Just as the realities of the world mystified Qoheleth, so the Book of Ecclesiastes continues to mystify its would-be interpreters. In this volume, a revision of his doctoral dissertation, Salyer approaches Ecclesiastes from a postmodern, reader-response perspective. His goal is twofold—to make a contribution to research on Ecclesiastes and to provide “a literary methods ‘primer’ for a college level or graduate student” (p. 11). In chapters 1–4, which are hermeneutical in focus, Salyer presents “a theory of reading scriptural texts,” provides an introduction to literary methods (focusing on narrative and reader-response perspectives), and shows how a reader-response approach can appropriate the results of historical scholarship.

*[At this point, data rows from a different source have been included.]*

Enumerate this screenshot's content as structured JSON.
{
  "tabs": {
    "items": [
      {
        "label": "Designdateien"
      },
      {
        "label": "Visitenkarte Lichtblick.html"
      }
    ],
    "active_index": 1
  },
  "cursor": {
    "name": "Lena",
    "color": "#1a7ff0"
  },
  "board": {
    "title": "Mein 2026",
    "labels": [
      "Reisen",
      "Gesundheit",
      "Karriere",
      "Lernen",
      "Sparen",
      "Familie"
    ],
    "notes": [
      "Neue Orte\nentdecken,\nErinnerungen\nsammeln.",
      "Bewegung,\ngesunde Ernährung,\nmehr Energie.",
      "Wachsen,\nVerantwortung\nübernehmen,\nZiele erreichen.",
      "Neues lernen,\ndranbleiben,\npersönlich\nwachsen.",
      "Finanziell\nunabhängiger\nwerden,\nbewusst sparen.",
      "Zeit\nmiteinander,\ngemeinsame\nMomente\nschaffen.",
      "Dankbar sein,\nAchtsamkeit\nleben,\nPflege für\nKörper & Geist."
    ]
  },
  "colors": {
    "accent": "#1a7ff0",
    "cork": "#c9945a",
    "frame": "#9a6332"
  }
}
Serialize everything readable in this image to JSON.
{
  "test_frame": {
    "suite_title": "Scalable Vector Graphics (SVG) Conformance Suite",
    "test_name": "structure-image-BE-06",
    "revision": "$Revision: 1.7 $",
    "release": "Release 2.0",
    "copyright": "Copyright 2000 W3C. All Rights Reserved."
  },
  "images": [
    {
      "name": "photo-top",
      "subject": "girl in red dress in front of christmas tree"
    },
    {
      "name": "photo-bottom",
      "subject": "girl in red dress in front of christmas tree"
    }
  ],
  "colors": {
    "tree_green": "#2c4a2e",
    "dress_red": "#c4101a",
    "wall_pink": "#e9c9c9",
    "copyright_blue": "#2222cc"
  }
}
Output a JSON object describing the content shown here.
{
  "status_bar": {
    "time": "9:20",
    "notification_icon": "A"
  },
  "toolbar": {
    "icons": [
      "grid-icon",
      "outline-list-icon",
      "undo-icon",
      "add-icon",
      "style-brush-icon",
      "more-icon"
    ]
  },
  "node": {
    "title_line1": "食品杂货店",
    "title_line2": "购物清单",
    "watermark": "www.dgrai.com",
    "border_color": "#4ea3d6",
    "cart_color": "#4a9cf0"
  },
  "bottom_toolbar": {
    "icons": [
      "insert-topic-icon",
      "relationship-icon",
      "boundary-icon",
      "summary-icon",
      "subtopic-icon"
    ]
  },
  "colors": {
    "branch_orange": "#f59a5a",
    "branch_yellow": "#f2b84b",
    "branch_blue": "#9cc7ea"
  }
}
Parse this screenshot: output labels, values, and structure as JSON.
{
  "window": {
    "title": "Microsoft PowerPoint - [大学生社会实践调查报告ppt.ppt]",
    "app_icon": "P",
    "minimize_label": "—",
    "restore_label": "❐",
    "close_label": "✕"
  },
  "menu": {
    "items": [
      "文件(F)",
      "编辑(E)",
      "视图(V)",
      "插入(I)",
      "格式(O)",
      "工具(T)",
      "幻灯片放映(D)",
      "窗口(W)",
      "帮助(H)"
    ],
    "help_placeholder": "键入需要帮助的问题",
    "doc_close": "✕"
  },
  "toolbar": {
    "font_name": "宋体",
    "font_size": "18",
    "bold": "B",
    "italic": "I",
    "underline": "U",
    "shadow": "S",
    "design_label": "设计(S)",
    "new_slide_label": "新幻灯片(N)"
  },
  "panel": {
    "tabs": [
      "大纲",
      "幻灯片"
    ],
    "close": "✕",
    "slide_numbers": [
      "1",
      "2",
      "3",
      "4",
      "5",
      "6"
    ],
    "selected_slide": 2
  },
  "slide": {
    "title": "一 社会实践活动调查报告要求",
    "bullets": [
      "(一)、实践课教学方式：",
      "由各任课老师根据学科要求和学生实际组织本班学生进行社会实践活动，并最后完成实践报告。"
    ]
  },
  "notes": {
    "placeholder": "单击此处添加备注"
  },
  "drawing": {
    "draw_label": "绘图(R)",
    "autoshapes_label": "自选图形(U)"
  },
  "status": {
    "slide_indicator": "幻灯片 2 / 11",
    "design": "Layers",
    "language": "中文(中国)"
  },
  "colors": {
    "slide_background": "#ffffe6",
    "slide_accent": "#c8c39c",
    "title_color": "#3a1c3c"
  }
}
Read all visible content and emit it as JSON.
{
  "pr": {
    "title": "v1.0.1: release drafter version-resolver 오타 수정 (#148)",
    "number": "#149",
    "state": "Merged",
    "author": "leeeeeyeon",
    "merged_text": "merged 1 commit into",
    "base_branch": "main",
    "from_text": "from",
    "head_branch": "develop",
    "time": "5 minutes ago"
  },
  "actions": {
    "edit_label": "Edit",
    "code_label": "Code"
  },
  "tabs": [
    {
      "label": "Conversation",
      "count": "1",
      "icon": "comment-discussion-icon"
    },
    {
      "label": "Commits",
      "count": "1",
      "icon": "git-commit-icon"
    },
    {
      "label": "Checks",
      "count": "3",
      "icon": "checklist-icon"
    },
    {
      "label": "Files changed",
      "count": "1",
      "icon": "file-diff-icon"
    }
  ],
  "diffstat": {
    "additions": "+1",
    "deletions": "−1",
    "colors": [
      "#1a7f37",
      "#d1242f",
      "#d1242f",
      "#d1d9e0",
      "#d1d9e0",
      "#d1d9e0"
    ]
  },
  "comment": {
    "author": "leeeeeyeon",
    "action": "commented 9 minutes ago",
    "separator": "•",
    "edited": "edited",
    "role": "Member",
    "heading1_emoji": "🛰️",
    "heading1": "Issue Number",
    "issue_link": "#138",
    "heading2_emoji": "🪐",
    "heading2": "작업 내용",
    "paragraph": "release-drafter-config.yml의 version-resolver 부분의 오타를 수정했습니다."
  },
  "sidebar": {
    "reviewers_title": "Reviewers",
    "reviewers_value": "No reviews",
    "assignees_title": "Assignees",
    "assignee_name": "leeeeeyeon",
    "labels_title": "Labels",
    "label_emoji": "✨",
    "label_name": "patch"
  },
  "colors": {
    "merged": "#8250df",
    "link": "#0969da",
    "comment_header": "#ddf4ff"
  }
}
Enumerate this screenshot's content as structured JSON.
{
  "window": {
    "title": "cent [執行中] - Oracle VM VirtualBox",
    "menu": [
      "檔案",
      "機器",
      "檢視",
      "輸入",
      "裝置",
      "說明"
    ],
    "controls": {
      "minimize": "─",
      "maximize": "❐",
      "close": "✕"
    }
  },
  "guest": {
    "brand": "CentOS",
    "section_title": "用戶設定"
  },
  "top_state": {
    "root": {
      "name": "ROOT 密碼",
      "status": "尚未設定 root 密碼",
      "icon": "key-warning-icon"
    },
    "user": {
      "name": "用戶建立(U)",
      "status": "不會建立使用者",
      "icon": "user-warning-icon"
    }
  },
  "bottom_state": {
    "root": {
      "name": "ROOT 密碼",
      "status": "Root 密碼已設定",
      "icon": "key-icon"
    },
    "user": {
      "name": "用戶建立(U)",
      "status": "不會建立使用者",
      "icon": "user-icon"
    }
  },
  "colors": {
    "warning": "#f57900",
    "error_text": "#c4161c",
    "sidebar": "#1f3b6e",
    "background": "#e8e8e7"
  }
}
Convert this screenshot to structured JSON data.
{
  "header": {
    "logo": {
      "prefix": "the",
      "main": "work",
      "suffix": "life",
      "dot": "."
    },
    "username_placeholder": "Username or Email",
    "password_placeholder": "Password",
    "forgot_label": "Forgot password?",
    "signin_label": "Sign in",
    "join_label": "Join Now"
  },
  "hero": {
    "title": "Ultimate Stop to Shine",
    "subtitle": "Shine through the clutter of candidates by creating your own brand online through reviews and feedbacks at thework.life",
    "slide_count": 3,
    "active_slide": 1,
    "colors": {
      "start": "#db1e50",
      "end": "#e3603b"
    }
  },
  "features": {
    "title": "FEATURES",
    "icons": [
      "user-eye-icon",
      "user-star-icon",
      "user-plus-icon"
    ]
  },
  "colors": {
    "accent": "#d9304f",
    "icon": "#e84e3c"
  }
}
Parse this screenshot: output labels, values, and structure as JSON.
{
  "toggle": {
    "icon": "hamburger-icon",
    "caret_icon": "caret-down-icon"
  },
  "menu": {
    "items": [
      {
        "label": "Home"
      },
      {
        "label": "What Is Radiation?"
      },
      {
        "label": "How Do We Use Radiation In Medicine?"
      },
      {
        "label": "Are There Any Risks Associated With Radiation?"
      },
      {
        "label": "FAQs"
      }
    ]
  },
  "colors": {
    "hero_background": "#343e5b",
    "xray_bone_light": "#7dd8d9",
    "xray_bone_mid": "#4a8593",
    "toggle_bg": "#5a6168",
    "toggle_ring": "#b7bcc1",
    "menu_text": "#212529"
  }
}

Chapters 5–6 are essentially a commentary on Ecclesiastes, and chapter 7 draws some conclusions.

Salyer calls the book’s rhetorical strategy a “vain rhetoric” because, he argues, the book’s first-person narration is inherently subjective and invites debate and even disagreement. In Ecclesiastes this challenge comes from the frame narrator or epilogist. The first-person narrator speaks from personal experience, while the epilogist counters this private insight with public knowledge. As such the book reflects the inevitable epistemological tension that people face as they seek to harmonize private insight with communal beliefs. According to Salyer the meaning of the book cannot be found at the surface, descriptive level, but rather at the deeper level of “the interactional dialogue that exists between the different narrational levels in the book” (p. 17).

The book’s rhetoric is also “vain,” Salyer says, because of its language, which is performative, not descriptive. Like other interpreters of Ecclesiastes, Salyer recognizes that the book seems to be intentionally ambiguous and opaque. But this should not be surprising, given the book’s conclusions on life. Salyer writes, “The implied author has consciously constructed a text which would recreate the same sense of hebel at a literary level that one often experiences in real life.” He adds, “The rhetorical effect of the text’s various gapping techniques and strategies of indirection is to recreate in the reader life’s penchant for absurdity and ambiguity” (p. 18). Salyer concludes that “Ecclesiastes may be the most postmodern book in the Canon, and certainly, one that deserves a hearing in our age” (p. 19). Salyer’s study deserves a hearing from all who would seek to unravel the mystery of this strange but fascinating biblical book.